Sodium depletion induces adrenergic potentiation at prejunctional site.

The objective of this study was to examine the effect of sodium depletion on basal sympathetic adrenergic vascular tone and vasoconstrictor responses to adrenergic nerve stimulation and norepinephrine in pentobarbital-anesthetized dogs. Mean arterial pressure, tibial blood flow, and tibial vascular resistance were not significantly different between sodium-replete and sodium-deplete dogs. However, plasma renin activity (PRA) was 11-fold higher in sodium-deplete dogs (P less than 0.01). Sympathetic denervation in sodium-replete and -deplete dogs resulted in a similar decrease in tibial vascular resistance. Nerve stimulation at 0.25 and 0.5 Hz caused 40 +/- 5 and 48 +/- 5% decreases, respectively, in tibial blood flow in sodium-replete dogs and 71 +/- 3 and 77 +/- 3% decreases, respectively, in sodium-deplete dogs (P less than 0.01). Responses to norepinephrine administered intra-arterially were similar in both groups.
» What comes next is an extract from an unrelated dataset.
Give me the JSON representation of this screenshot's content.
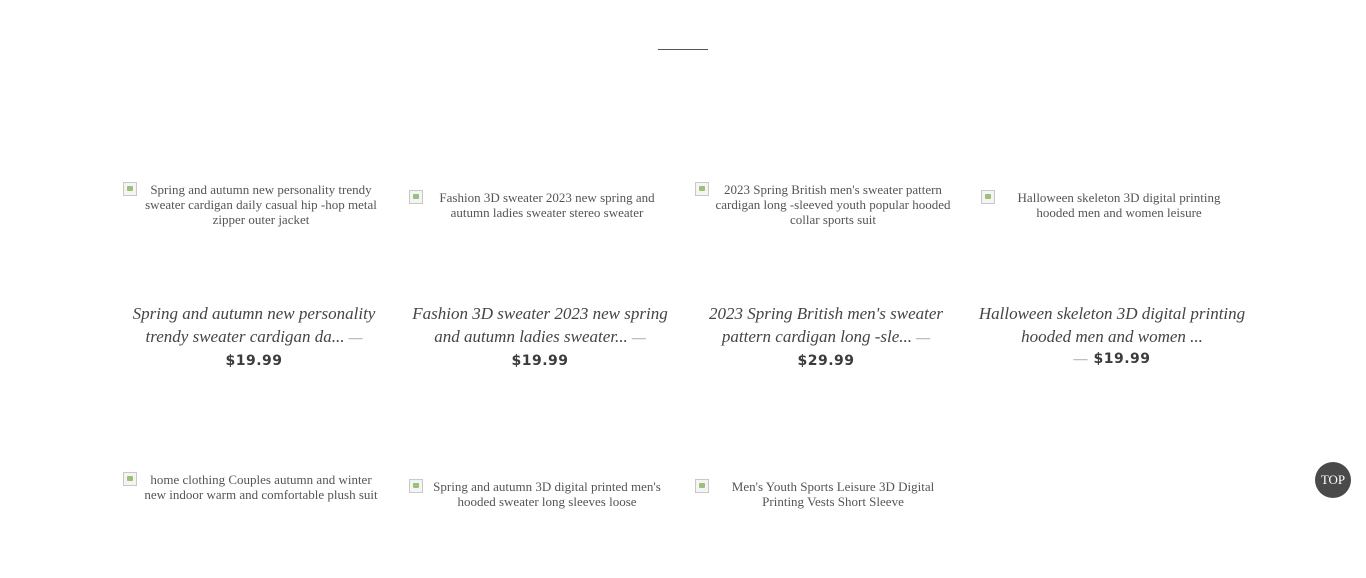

Neither captopril nor saralasin reduced the potentiated responses to nerve stimulation in sodium-deplete dogs. Bilateral nephrectomy 24 h prior to the experiment reduced PRA to an undetectable level in both sodium-replete and -deplete dogs and equalized the responses to nerve stimulation and norepinephrine in both groups. Because bilateral nephrectomy, but neither captopril nor saralasin, abolished the potentiated responses in sodium depletion, a renal hormone other than renin or vascular angiotensin II may be responsible for this prejunctional adrenergic potentiation.